The video is an hour long, and spends about 20 minutes in the middle actually working on the project. I probably couldn’t do better, but I’ve mostly forgotten my javascript and HTML canvas. If kaboom.js was my focus, though, I imagine I could knock out what he did in well under 20 minutes and have a better architected design that handled the above questions.
I’ve, luckily, not yet been mandated that I embed AI into my pseudo-developer role, but they are asking.
-
I miss the days when machine learning was fun. Poking together useless RNN models with a small dataset to make a digital Trump that talked about banging his daughter, end endless nipples flowing into America. Exploring the latent space between concepts.
I always need to laugh when I read “Agentic AI”
I’ve found success using more powerful LLMs to help me create applications using the Rust programming language. If you use a weak LLM and ask it to do something very difficult you’ll get bad results. You still need to have a fundamental understanding of good coding practices. Using an LLM to code doesn’t replace the decision making.
Based on my experience with claude sonnet and gpt4/5… It’s a little useful but generally annoying and fails more often than works.
I do think moderate use still comes out ahead, as it saves a bunch of typing when it does work, but I still get annoyed at the blatantly stupid suggestions I keep having to decline.
I remember GPT 4 being useless and constantly giving wrong information. Now with newer models they’ve become significantly more useful, especially when prompted to be extremely careful and to always double check to ensure the best response.
Even though this shit was apparent from day fucking 1, at least the Tech Billionaires were able to cause mass layoffs, destroy an entire generation of new programmers’ careers, introduce an endless amount of tech debt and security vulnerabilities, all while grifting investors/businesses and making billions off of all of it.
Sad excuses for sacks of shit, all of them.
Look on the bright side, in a couple of years they will come crawling back to us, desperate for new things to be built so their profit machines keep profiting.
Current ML techniques literally cannot replace developers for anything but the most rudimentary of tasks.
I wish we had true apprenticeships out there for development and other tech roles.
LLMs/“Vibe Coding” is probably a little bit more useful than the average intern with some tasks bumping up to an early career hire (what would historically be a Junior Engineer before title inflation/stagnation).
As in: it can generate code that might do what you want. But you need (actual) senior engineers to review the code thoroughly.
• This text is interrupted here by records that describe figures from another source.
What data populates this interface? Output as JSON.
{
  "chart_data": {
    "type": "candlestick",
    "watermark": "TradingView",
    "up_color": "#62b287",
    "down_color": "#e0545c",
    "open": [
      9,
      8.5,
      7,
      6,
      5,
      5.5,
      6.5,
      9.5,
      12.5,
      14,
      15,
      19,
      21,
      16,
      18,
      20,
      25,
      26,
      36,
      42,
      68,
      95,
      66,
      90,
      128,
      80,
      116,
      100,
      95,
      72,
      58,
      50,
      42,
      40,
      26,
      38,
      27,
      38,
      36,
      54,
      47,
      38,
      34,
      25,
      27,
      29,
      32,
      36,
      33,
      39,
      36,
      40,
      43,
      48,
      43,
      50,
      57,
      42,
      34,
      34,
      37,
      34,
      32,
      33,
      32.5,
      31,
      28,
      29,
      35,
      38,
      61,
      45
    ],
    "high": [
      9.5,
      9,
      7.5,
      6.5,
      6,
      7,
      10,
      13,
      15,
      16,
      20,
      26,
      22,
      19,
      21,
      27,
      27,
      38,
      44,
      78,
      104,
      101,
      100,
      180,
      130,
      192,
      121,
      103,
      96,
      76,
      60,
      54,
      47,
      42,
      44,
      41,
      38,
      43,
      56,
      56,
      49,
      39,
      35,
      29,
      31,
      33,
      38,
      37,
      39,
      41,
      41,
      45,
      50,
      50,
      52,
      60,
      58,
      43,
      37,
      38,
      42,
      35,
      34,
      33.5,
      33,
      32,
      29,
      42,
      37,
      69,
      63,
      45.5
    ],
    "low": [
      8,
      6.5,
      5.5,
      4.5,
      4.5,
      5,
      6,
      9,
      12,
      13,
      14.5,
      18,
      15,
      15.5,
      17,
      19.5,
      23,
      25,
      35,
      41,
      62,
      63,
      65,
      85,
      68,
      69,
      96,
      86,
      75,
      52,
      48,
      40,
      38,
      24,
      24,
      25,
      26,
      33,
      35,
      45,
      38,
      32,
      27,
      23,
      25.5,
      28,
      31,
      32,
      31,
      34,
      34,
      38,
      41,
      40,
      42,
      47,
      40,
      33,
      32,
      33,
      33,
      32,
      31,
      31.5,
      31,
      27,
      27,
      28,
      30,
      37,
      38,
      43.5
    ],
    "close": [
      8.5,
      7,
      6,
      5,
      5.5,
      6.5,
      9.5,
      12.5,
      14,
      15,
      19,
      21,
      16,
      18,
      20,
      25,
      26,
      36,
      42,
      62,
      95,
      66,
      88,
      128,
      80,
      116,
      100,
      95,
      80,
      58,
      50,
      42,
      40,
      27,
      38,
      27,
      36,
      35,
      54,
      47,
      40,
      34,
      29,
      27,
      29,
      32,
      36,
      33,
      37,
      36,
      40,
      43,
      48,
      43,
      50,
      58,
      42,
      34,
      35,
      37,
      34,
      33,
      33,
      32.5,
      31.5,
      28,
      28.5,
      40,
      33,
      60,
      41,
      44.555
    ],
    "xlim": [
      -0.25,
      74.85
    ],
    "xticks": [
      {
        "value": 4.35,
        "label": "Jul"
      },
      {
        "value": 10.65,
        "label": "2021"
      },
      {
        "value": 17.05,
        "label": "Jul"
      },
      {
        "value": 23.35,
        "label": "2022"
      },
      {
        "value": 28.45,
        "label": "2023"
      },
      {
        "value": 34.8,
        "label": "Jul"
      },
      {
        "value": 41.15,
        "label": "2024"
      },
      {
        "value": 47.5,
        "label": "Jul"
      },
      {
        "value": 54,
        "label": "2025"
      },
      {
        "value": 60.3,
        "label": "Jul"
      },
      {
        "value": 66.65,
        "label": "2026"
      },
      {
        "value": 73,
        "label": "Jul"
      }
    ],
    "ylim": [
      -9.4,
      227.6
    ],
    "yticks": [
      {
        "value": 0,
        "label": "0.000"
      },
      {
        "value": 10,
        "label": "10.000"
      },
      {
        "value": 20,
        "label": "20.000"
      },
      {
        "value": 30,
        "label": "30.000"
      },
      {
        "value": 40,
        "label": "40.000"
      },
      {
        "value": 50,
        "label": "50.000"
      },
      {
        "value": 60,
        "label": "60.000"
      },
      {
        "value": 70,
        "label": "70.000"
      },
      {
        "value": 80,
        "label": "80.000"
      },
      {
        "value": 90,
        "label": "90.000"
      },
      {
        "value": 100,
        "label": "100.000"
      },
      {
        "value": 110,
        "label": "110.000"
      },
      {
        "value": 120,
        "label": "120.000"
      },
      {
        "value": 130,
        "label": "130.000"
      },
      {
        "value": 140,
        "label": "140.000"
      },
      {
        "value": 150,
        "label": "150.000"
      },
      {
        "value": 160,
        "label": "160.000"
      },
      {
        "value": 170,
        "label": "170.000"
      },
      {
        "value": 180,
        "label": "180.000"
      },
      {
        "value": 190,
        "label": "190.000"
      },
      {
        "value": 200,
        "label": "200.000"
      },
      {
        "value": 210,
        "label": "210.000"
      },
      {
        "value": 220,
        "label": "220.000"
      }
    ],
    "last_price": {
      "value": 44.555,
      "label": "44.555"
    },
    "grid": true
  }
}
And… how do people get the experience they need to do that?
Which basically results in turning everyone into a manager. Except your reports aren’t humans and you don’t get more pay. Instead your reports are vscode plugins. Which… sounds like absolute hell but I can get why the (wannabe) management class loves that.
Nowhere close to any junior ime. Grads learn very quickly. Interns only job is to understand. Code academy career switchers understand requirements and will ask questions. Subservient AI does fuck all of any of those things
They are more akin to yet another Rapid Application Development wave imo. Go see how the previous iterations have done. Lots are still with us (rails ftw!). I’ll bet most will outlive LLMs
Even that description is vastly overselling it’s usefulness. Every time someone says it’s like a junior dev I just sigh, because literally the only reason I like junior devs is because they turn into not junior devs. Never once has assigning something to a junior dev made my job easier. The entire goal is to train them to the point they make PRs that I don’t have to walk them through reworking.